沖永良部島で唯一の印刷会社「安田印刷(知名町瀬利覚)」の事業が継承され、6月1日、新体制で事業が始まった。
同社は1967(昭和42)年、安田佳成さんが創業。息子の安田佳郎さんは獣医師を志していたが、家業の借金を返すため1976(昭和51)年、2代目として引き継いだ。今年3月に健康上の理由から引退を決め知名町商工会に脱退届を提出したところ、同商工会青年部長の金城良太郎(かなき・りょうたろう)さんが名乗りを上げた。安田印刷はいったん解散し、金城さんが個人事業主として設備などを買い取る形で事業を承継した。
金城さんは「商店街にあり、立地もよく、閉めるデメリットが大きいと感じた。まずは会社を守ることが優先。フットワークを軽く、町のニーズに応えていきたい」と意気込む。
金城さんは同町の鉄工所の役員であり、以前から安田印刷とは取引があったという。

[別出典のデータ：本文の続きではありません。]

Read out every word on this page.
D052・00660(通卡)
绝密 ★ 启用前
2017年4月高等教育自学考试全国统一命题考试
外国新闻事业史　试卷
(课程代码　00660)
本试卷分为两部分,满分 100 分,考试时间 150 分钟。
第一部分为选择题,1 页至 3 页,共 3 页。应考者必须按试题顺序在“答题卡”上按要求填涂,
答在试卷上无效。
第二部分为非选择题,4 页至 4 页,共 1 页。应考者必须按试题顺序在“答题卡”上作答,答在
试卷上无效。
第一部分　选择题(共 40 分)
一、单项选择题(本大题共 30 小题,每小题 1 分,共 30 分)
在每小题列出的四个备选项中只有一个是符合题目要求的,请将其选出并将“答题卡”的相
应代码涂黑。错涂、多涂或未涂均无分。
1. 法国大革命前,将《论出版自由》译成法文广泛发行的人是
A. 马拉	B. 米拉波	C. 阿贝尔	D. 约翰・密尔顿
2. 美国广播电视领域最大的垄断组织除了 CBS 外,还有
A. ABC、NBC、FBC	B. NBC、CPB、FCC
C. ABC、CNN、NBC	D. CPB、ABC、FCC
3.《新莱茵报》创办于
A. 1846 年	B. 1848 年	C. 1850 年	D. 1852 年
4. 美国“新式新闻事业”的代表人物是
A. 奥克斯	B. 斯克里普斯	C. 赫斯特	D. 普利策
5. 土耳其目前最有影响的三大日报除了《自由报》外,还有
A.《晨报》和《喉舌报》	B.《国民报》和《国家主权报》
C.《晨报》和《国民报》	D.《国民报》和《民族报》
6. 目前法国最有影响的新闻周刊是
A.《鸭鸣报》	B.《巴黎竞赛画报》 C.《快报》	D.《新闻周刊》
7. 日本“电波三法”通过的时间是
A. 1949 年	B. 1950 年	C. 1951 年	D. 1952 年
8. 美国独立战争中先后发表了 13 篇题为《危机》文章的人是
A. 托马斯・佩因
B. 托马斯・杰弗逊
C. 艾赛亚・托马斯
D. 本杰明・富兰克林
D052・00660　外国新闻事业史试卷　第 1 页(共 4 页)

「商工会のみんなで守っている感じで、町の人たちも気にかけてくれて、すごくうれしい。鉄工所の現場を任せている従業員も頑張ってくれている」と周囲のサポートについて話す。事業承継後もほぼ毎日、同社を訪れているという安田さんは「(継承は)うれしい。40年勤めたデザイナーが退職したこともあるので、1~2年は大変だろう」と話す。
金城さんは「身内以外の人間が、法人でなく個人事業主として事業承継する形は珍しい。新しい形を示せたのでは。ゼロからの起業も大変。事業承継したい人と、島に帰りたい若者や移住者のマッチングを、商工会としてもバックアップしていきたい」と話す。